Bonaparte and the Leg of Mutton.

Some forty years ago, we are told that in England, such was the horror generally entertained of Bonaparte, that he was not only the fear of statesmen, but the bug-bear of the nursery and the schoolroom. “If you do this,” said the schoolma’m, birch in hand, “I’ll send Bony after you;” and, “if you don’t do that, I’ll do the same thing.” Bony was, in fact, the great scare-crow,—​and many a child grew up under the impression that he was a sort of secondary evil spirit.

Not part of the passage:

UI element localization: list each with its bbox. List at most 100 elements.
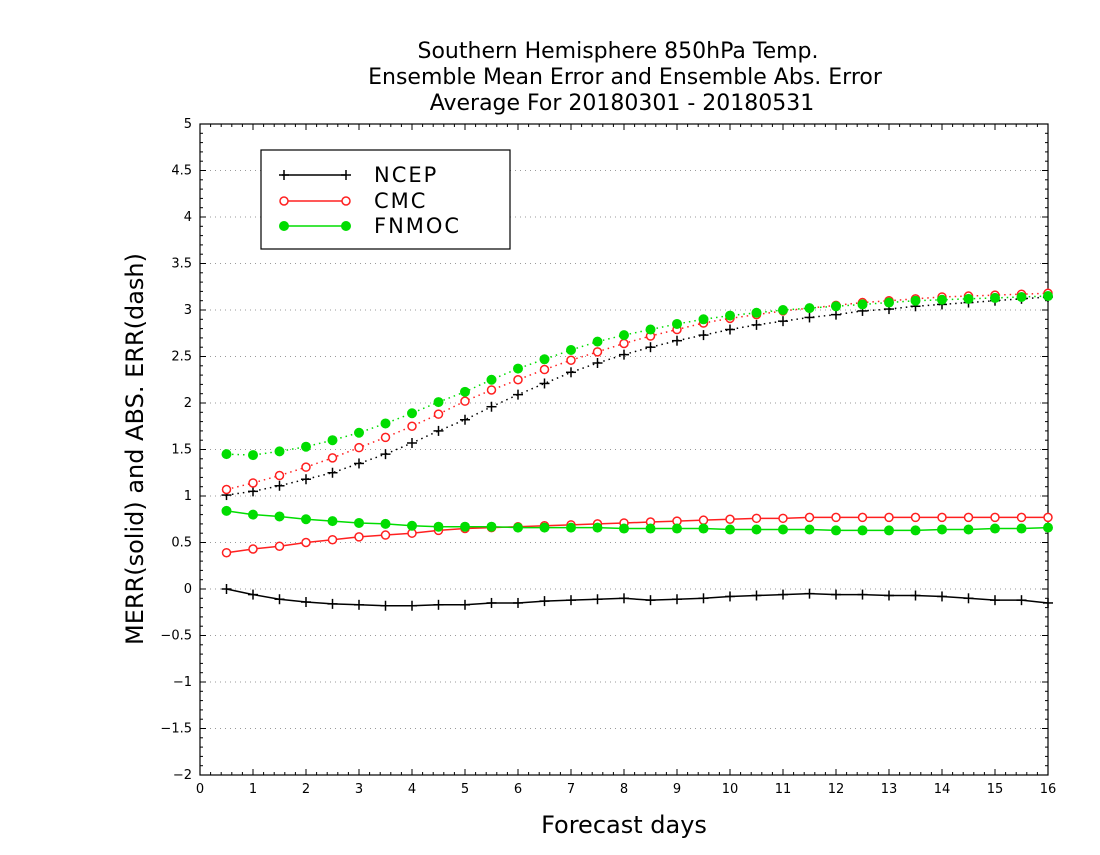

We are told by an English writer, that, at a certain boarding school, upon one occasion, a leg of mutton was stolen, and, as almost every evil thing was laid to Bonaparte, the children immediately supposed that he must be the thief! The writer himself, then a child, fancied the emperor, with the mutton in his fist, running off with it, and taking enormous strides in his eagerness to escape.

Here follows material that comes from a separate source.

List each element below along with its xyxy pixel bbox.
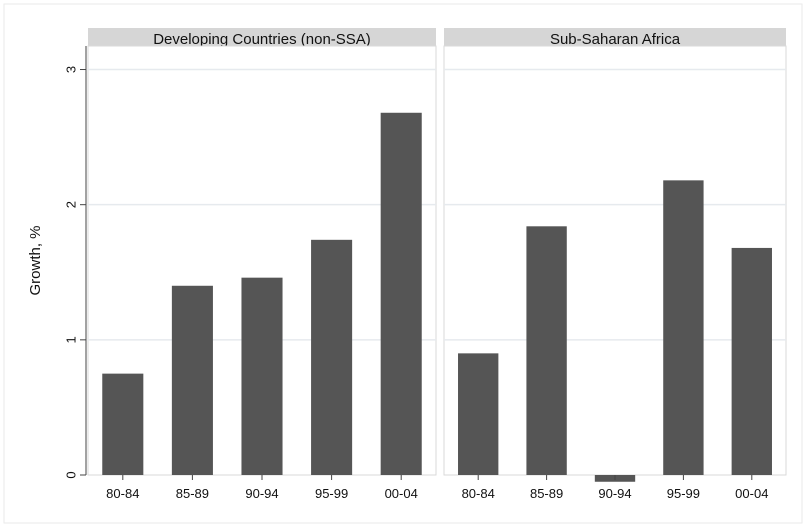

How many lasting prejudices, how many abiding errors are fixed in the mind by the inconsiderate threats of those who have the charge of youth! It is probable that many of the various defects, weaknesses and eccentricities of character,—​those is some cases which are fatal to success in life,—​are caused by the foolish and false modes of government to which we allude. We hardly know of a more unpardonable offence than for a person to endeavor to govern a child through fear of some fictitious evil.